A imagem daquele anjo não me saia da cabeça. Adormecia a pensar nela e acorda com a imagem dela a abrir-me a porta.
Rapidamente comecei a reconhecer os seus paços quando descia as escadas, a sua voz no meio da rua. Mesmo a meio da manhã, no meio pregões das varinas, no barulho das crianças, eu sentia o seu andar, o seu respirar. Algumas vezes falhava, alguém conseguia imitar o andar dela, a sua voz, a sua maneira de descer as escadas. Mas noutras vezes acertava. E ela lá estava.
Ela costumava sair com a avó nas suas compras diárias. Alfama é um bairro muito único. Era normal as pessoas fazerem as compras para o próprio dia. Existiam talhos que abriam de terça a sábado às seis da manhã, fechavam às 16 horas.

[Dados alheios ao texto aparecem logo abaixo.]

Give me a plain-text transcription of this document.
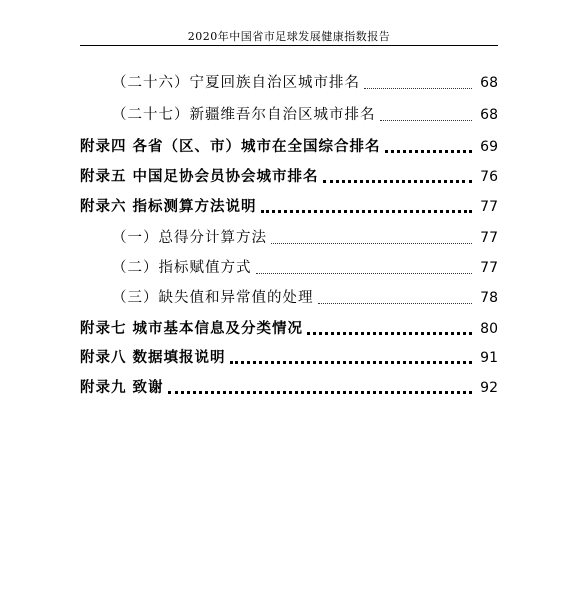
2020年中国省市足球发展健康指数报告
（二十六）宁夏回族自治区城市排名	68
（二十七）新疆维吾尔自治区城市排名	68
附录四 各省（区、市）城市在全国综合排名	69
附录五 中国足协会员协会城市排名	76
附录六 指标测算方法说明	77
（一）总得分计算方法	77
（二）指标赋值方式	77
（三）缺失值和异常值的处理	78
附录七 城市基本信息及分类情况	80
附录八 数据填报说明	91
附录九 致谢	92
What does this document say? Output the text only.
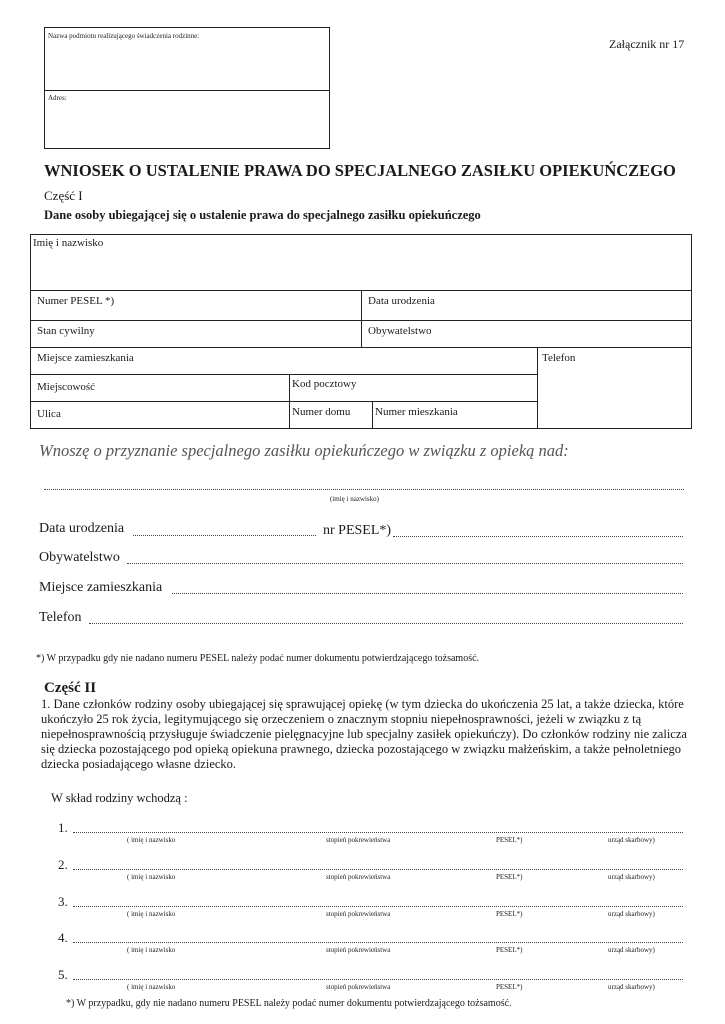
Nazwa podmiotu realizującego świadczenia rodzinne:
Adres:
Załącznik nr 17
WNIOSEK O USTALENIE PRAWA DO SPECJALNEGO ZASIŁKU OPIEKUŃCZEGO
Część I
Dane osoby ubiegającej się o ustalenie prawa do specjalnego zasiłku opiekuńczego
Imię i nazwisko
Numer PESEL *)	Data urodzenia
Stan cywilny	Obywatelstwo
Miejsce zamieszkania	Telefon
Miejscowość	Kod pocztowy
Ulica	Numer domu Numer mieszkania
Wnoszę o przyznanie specjalnego zasiłku opiekuńczego w związku z opieką nad:
(imię i nazwisko)
Data urodzenia	nr PESEL*)
Obywatelstwo
Miejsce zamieszkania
Telefon
*) W przypadku gdy nie nadano numeru PESEL należy podać numer dokumentu potwierdzającego tożsamość.
Część II
1. Dane członków rodziny osoby ubiegającej się sprawującej opiekę (w tym dziecka do ukończenia 25 lat, a także dziecka, które ukończyło 25 rok życia, legitymującego się orzeczeniem o znacznym stopniu niepełnosprawności, jeżeli w związku z tą niepełnosprawnością przysługuje świadczenie pielęgnacyjne lub specjalny zasiłek opiekuńczy). Do członków rodziny nie zalicza się dziecka pozostającego pod opieką opiekuna prawnego, dziecka pozostającego w związku małżeńskim, a także pełnoletniego dziecka posiadającego własne dziecko.
W skład rodziny wchodzą :
1.
( imię i nazwisko	stopień pokrewieństwa	PESEL*)	urząd skarbowy)
2.
( imię i nazwisko	stopień pokrewieństwa	PESEL*)	urząd skarbowy)
3.
( imię i nazwisko	stopień pokrewieństwa	PESEL*)	urząd skarbowy)
4.
( imię i nazwisko	stopień pokrewieństwa	PESEL*)	urząd skarbowy)
5.
( imię i nazwisko	stopień pokrewieństwa	PESEL*)	urząd skarbowy)
*) W przypadku, gdy nie nadano numeru PESEL należy podać numer dokumentu potwierdzającego tożsamość.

Um dos mais conhecidos era o talho do Sr. António – Ti’António para mim. E ele nunca foi meu familiar. É apenas uma das formas de tratar as pessoas por quem tenho grande apreço e respeito. Assim, não se trata essas pessoas num distante “Senhor” ou “Senhora” mas num próximo Tio ou Tia. Dessa maneira quer o sujeito quer o destinatário sabia que aquela relação era especial.
Quanto ao peixe a variedade era imensa. Na rua de S. Pedro existiam, pelo menos 15 varinas que vendiam o seu peixe de terça a sábado. A Rua de S. Pedro era também denominada de Rua do Peixe. O cheiro do peixe tinha-se entranhado nas pedras da calçada. Apesar dos serviços da Câmara Municipal de Lisboa lavarem a rua diariamente logo após as varinas encerrarem o seu negócio às 15 horas. Mas o bairro cheirava a peixe, o bairro cheirava a mar. Mas não digo isto como critica ou como sinal depreciativo. Foi o Mar, ou a baia calma, designação fenícia que originou a palavra Lisboa, que fez que o povo tenha escolhido Alfama para viver. Há sua frente tinha uma fonte de alimento e dentro do bairro tinha muitas nascentes de água. Assim, tínhamos tudo o que era preciso para um povo se sedentarizar. Não faltava água nem comida.
Saudades de algo que já não volta.
Era normal a D. Manuela vir à rua fazer as suas compras diárias, agora na companhia daquele anjo.
- Olá Carla, como estás?
- Bem e tu?
Depois vinha a conversa do tempo e ficava sem nada para falar. Na realidade eu não precisava de conversa. Só de a ter ao alcance da minha vista.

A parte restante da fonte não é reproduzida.